After redshirting a year, the USC quarterback has shown flashes of brilliance in his first Spring practicing with the Trojans. He said the year off gave him a chance to grow.
"I learned that playing isn't everything. Sitting down is a humbling experience," he said.
In his first go donning Cardinal, at USC's Spring Game, Scroggins made 6 of 15 passes for 68 yards and had one pick. While there's still an "or" next to Scroggins name on the team's latest depth chart, it seems his time to make an impact has arrived.
Confidence? Check. But cockiness? Scroggins calls it something else.
"Everybody has their own swag [on our team]. We can't explain our swag, what you see is on the field. We just bring it to the field," he said.
For the 2009 Under Armour, Super Prep and Prep Star All-American, his swag isn't a product of many hours under private coaches. Scroggins said his dad, a former receiver at Long Beach Polytechnic, and Lakewood coach Thad MacNeal, formed his quarterbacking style.
That style is a poise that isn't afraid to heave the ball downfield or buy time in the pocket. A style that enabled him to throw for nearly 2,500 yards and 24 touchdowns in 2008. In 2009, that style earned him All-Moore league's Most Valuable Player and MVP of Scout's 7on7 Passing Tournament.
As rich as USC's quarterback legacy is, the pressure on an incoming playcaller is even richer. But Scroggins seems unphased by the hype, or at least hides it well.
"My motto is if my emotions are high your intelligence is low," he said.
In his last year at Lakewood, his accuracy greatly improved. Scroggins threw for almost the same yardage as the previous year (2,395 yards) but only had five picks, five fewer than his 2008 season.
While that upward mobility has yet to translate on the Trojans' field, Scroggins remains patient.
"I'm the boss of all situations. The quarterback needs to handle all situations and not give in to pressure. It's a scary feeling being in front of those men, but [in the huddle] I look at everyone's eyes. You got to have that sense of feeling that we're all on the same page," he said.

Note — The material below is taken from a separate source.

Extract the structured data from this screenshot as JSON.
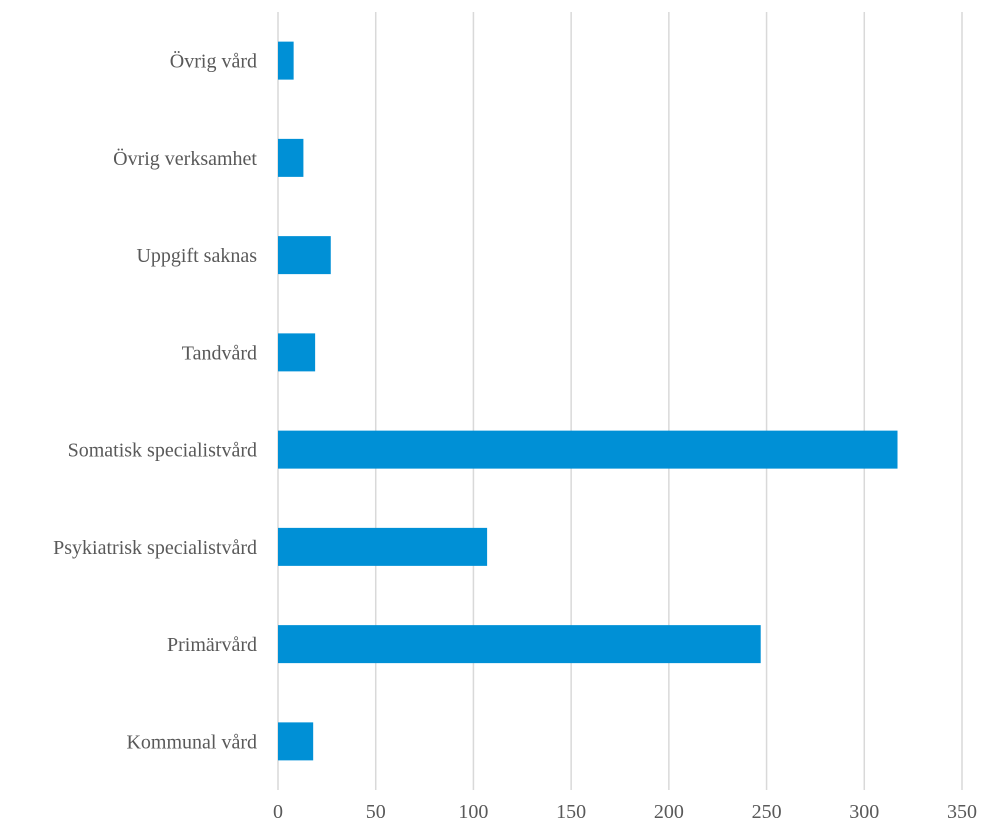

That backup spot isn't as glamorous as the always touted starter, but former backups, little known guys like Matt Cassel or Tom Brady, relied on hard work to make up the difference. Scroggins said it's a concept that's been ingrained in him.

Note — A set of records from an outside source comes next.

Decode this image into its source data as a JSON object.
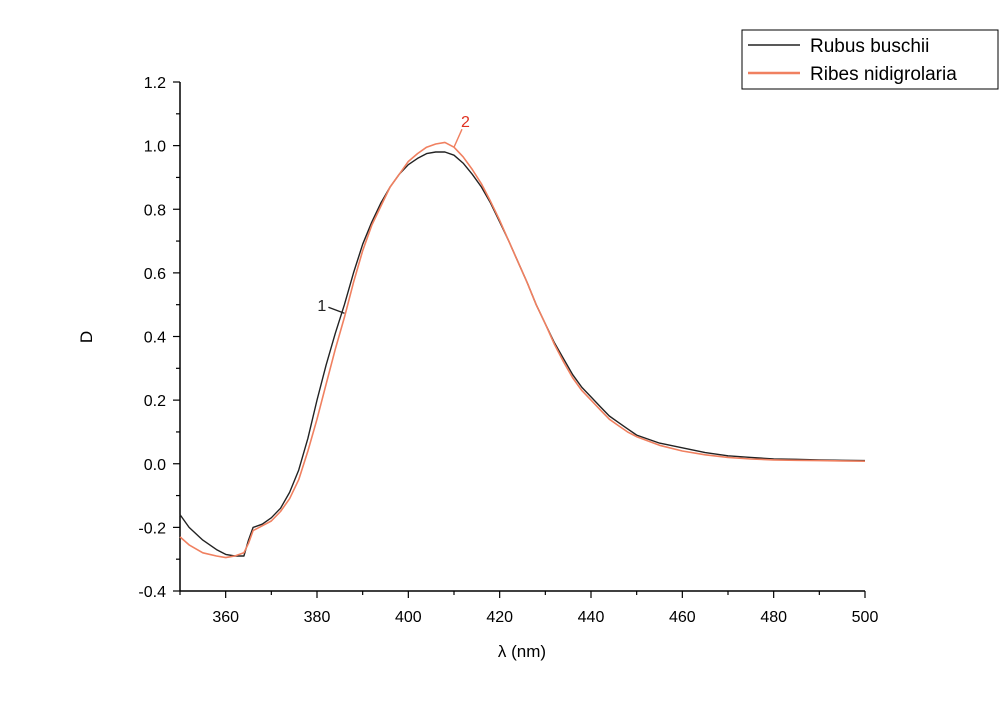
{
  "chart_data": {
    "type": "line",
    "title": "",
    "xlabel": "λ (nm)",
    "ylabel": "D",
    "xlim": [
      350,
      500
    ],
    "ylim": [
      -0.4,
      1.2
    ],
    "xticks": [
      360,
      380,
      400,
      420,
      440,
      460,
      480,
      500
    ],
    "yticks": [
      -0.4,
      -0.2,
      0.0,
      0.2,
      0.4,
      0.6,
      0.8,
      1.0,
      1.2
    ],
    "xtick_labels": [
      "360",
      "380",
      "400",
      "420",
      "440",
      "460",
      "480",
      "500"
    ],
    "ytick_labels": [
      "-0.4",
      "-0.2",
      "0.0",
      "0.2",
      "0.4",
      "0.6",
      "0.8",
      "1.0",
      "1.2"
    ],
    "grid": false,
    "legend_position": "top-right",
    "series": [
      {
        "name": "Rubus buschii",
        "color": "#222222",
        "label": "1",
        "x": [
          350,
          352,
          355,
          358,
          360,
          362,
          364,
          365,
          366,
          368,
          370,
          372,
          374,
          376,
          378,
          380,
          382,
          384,
          386,
          388,
          390,
          392,
          394,
          396,
          398,
          400,
          402,
          404,
          406,
          408,
          410,
          412,
          414,
          416,
          418,
          420,
          422,
          424,
          426,
          428,
          430,
          432,
          434,
          436,
          438,
          440,
          442,
          444,
          446,
          448,
          450,
          455,
          460,
          465,
          470,
          475,
          480,
          485,
          490,
          495,
          500
        ],
        "y": [
          -0.16,
          -0.2,
          -0.24,
          -0.27,
          -0.285,
          -0.29,
          -0.29,
          -0.24,
          -0.2,
          -0.19,
          -0.17,
          -0.14,
          -0.09,
          -0.02,
          0.08,
          0.2,
          0.31,
          0.41,
          0.5,
          0.6,
          0.69,
          0.76,
          0.82,
          0.87,
          0.91,
          0.94,
          0.96,
          0.975,
          0.98,
          0.98,
          0.97,
          0.945,
          0.91,
          0.87,
          0.82,
          0.76,
          0.7,
          0.635,
          0.57,
          0.5,
          0.44,
          0.38,
          0.33,
          0.28,
          0.24,
          0.21,
          0.18,
          0.15,
          0.13,
          0.11,
          0.09,
          0.065,
          0.05,
          0.035,
          0.025,
          0.02,
          0.015,
          0.014,
          0.012,
          0.011,
          0.01
        ]
      },
      {
        "name": "Ribes nidigrolaria",
        "color": "#f08060",
        "label": "2",
        "x": [
          350,
          352,
          355,
          358,
          360,
          362,
          364,
          365,
          366,
          368,
          370,
          372,
          374,
          376,
          378,
          380,
          382,
          384,
          386,
          388,
          390,
          392,
          394,
          396,
          398,
          400,
          402,
          404,
          406,
          408,
          410,
          412,
          414,
          416,
          418,
          420,
          422,
          424,
          426,
          428,
          430,
          432,
          434,
          436,
          438,
          440,
          442,
          444,
          446,
          448,
          450,
          455,
          460,
          465,
          470,
          475,
          480,
          485,
          490,
          495,
          500
        ],
        "y": [
          -0.23,
          -0.255,
          -0.28,
          -0.29,
          -0.295,
          -0.29,
          -0.28,
          -0.25,
          -0.21,
          -0.195,
          -0.18,
          -0.15,
          -0.11,
          -0.05,
          0.04,
          0.14,
          0.25,
          0.36,
          0.46,
          0.57,
          0.67,
          0.75,
          0.81,
          0.87,
          0.91,
          0.95,
          0.975,
          0.995,
          1.005,
          1.01,
          0.995,
          0.965,
          0.925,
          0.88,
          0.825,
          0.765,
          0.7,
          0.635,
          0.57,
          0.5,
          0.44,
          0.375,
          0.32,
          0.27,
          0.23,
          0.2,
          0.17,
          0.14,
          0.12,
          0.1,
          0.085,
          0.058,
          0.04,
          0.028,
          0.02,
          0.015,
          0.012,
          0.011,
          0.01,
          0.009,
          0.008
        ]
      }
    ]
  }
}
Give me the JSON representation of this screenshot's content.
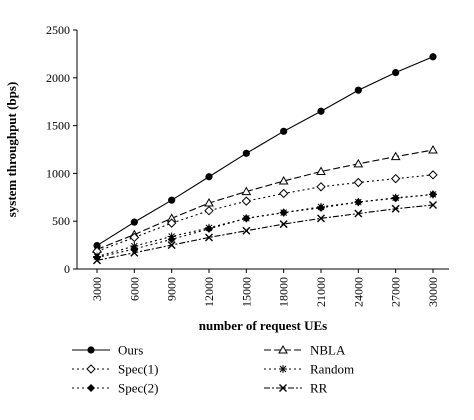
{
  "chart_data": {
    "type": "line",
    "title": "",
    "xlabel": "number of request UEs",
    "ylabel": "system throughput (bps)",
    "x": [
      3000,
      6000,
      9000,
      12000,
      15000,
      18000,
      21000,
      24000,
      27000,
      30000
    ],
    "x_tick_labels": [
      "3000",
      "6000",
      "9000",
      "12000",
      "15000",
      "18000",
      "21000",
      "24000",
      "27000",
      "30000"
    ],
    "ylim": [
      0,
      2500
    ],
    "y_ticks": [
      0,
      500,
      1000,
      1500,
      2000,
      2500
    ],
    "y_tick_labels": [
      "0",
      "500",
      "1000",
      "1500",
      "2000",
      "2500"
    ],
    "grid": false,
    "legend_position": "bottom",
    "series": [
      {
        "name": "Ours",
        "values": [
          245,
          490,
          720,
          965,
          1210,
          1440,
          1650,
          1870,
          2055,
          2220
        ],
        "marker": "filled-circle",
        "dash": "solid"
      },
      {
        "name": "NBLA",
        "values": [
          205,
          360,
          530,
          690,
          810,
          920,
          1020,
          1100,
          1175,
          1245
        ],
        "marker": "open-triangle",
        "dash": "dashed"
      },
      {
        "name": "Spec(1)",
        "values": [
          185,
          330,
          480,
          610,
          710,
          790,
          860,
          905,
          945,
          985
        ],
        "marker": "open-diamond",
        "dash": "dotted"
      },
      {
        "name": "Random",
        "values": [
          130,
          240,
          340,
          430,
          530,
          590,
          650,
          700,
          745,
          780
        ],
        "marker": "star",
        "dash": "dotted"
      },
      {
        "name": "Spec(2)",
        "values": [
          120,
          210,
          310,
          420,
          530,
          590,
          640,
          700,
          740,
          780
        ],
        "marker": "filled-diamond",
        "dash": "dotted"
      },
      {
        "name": "RR",
        "values": [
          90,
          170,
          250,
          330,
          400,
          470,
          530,
          580,
          630,
          670
        ],
        "marker": "cross",
        "dash": "dash-dot"
      }
    ]
  },
  "legend": {
    "left": [
      "Ours",
      "Spec(1)",
      "Spec(2)"
    ],
    "right": [
      "NBLA",
      "Random",
      "RR"
    ]
  },
  "colors": {
    "line": "#000000",
    "background": "#ffffff"
  }
}
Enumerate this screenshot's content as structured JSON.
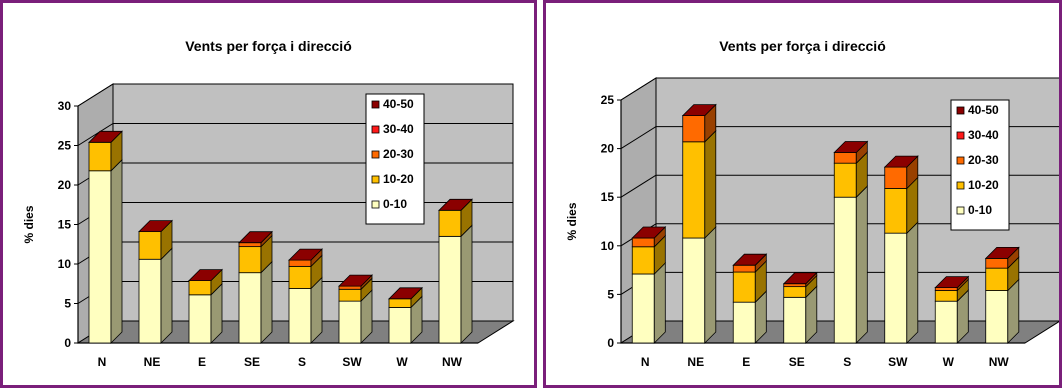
{
  "colors": {
    "segments": [
      "#ffffc0",
      "#ffc000",
      "#ff6a00",
      "#ff1a1a",
      "#8b0000"
    ],
    "wall": "#c0c0c0",
    "floor": "#808080",
    "frame": "#7a1f7a"
  },
  "chart_data": [
    {
      "type": "bar",
      "stacked": true,
      "three_d": true,
      "title": "Vents per força i direcció",
      "ylabel": "% dies",
      "xlabel": "",
      "categories": [
        "N",
        "NE",
        "E",
        "SE",
        "S",
        "SW",
        "W",
        "NW"
      ],
      "ylim": [
        0,
        30
      ],
      "yticks": [
        0,
        5,
        10,
        15,
        20,
        25,
        30
      ],
      "grid": true,
      "legend_position": "right",
      "series": [
        {
          "name": "0-10",
          "values": [
            21.8,
            10.6,
            6.1,
            8.9,
            6.9,
            5.3,
            4.5,
            13.5
          ]
        },
        {
          "name": "10-20",
          "values": [
            3.6,
            3.5,
            1.8,
            3.3,
            2.8,
            1.5,
            1.1,
            3.3
          ]
        },
        {
          "name": "20-30",
          "values": [
            0,
            0,
            0,
            0.5,
            0.8,
            0.4,
            0,
            0
          ]
        },
        {
          "name": "30-40",
          "values": [
            0,
            0,
            0,
            0,
            0,
            0,
            0,
            0
          ]
        },
        {
          "name": "40-50",
          "values": [
            0,
            0,
            0,
            0,
            0,
            0,
            0,
            0
          ]
        }
      ]
    },
    {
      "type": "bar",
      "stacked": true,
      "three_d": true,
      "title": "Vents per força i direcció",
      "ylabel": "% dies",
      "xlabel": "",
      "categories": [
        "N",
        "NE",
        "E",
        "SE",
        "S",
        "SW",
        "W",
        "NW"
      ],
      "ylim": [
        0,
        25
      ],
      "yticks": [
        0,
        5,
        10,
        15,
        20,
        25
      ],
      "grid": true,
      "legend_position": "right",
      "series": [
        {
          "name": "0-10",
          "values": [
            7.1,
            10.8,
            4.2,
            4.7,
            15.0,
            11.3,
            4.3,
            5.4
          ]
        },
        {
          "name": "10-20",
          "values": [
            2.8,
            9.9,
            3.1,
            1.1,
            3.5,
            4.6,
            1.1,
            2.3
          ]
        },
        {
          "name": "20-30",
          "values": [
            0.9,
            2.7,
            0.7,
            0.3,
            1.1,
            2.2,
            0.3,
            1.0
          ]
        },
        {
          "name": "30-40",
          "values": [
            0,
            0,
            0,
            0,
            0,
            0,
            0,
            0
          ]
        },
        {
          "name": "40-50",
          "values": [
            0,
            0,
            0,
            0,
            0,
            0,
            0,
            0
          ]
        }
      ]
    }
  ]
}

"My dad always said 'do you.' Keep working hard, if you work a long time it will pay off."
Paying off may be a difficult assessment given USC's expected postseason sanction, but Scroggins said he's more concerned with the future of USC football than the bowl ban or filling the shoes of former quarterbacks.
"We have a different feeling as new Trojans, we have things to bring to USC," he said. "Each person has their own ideas, [now] they're all bringing them together."
Scroggins stumbles like any typical 19-year old. He admits it's an adjustment buying his own food or making his class schedule. But if he grabs that backup quarterback spot behind starter Matt Barkley, Scroggins will have a few more eyeballs watching the steps he takes. And when he does, that all-too-fresh memory of two years ago will dry up, replaced by fresh grass, new plays and a much bigger stage.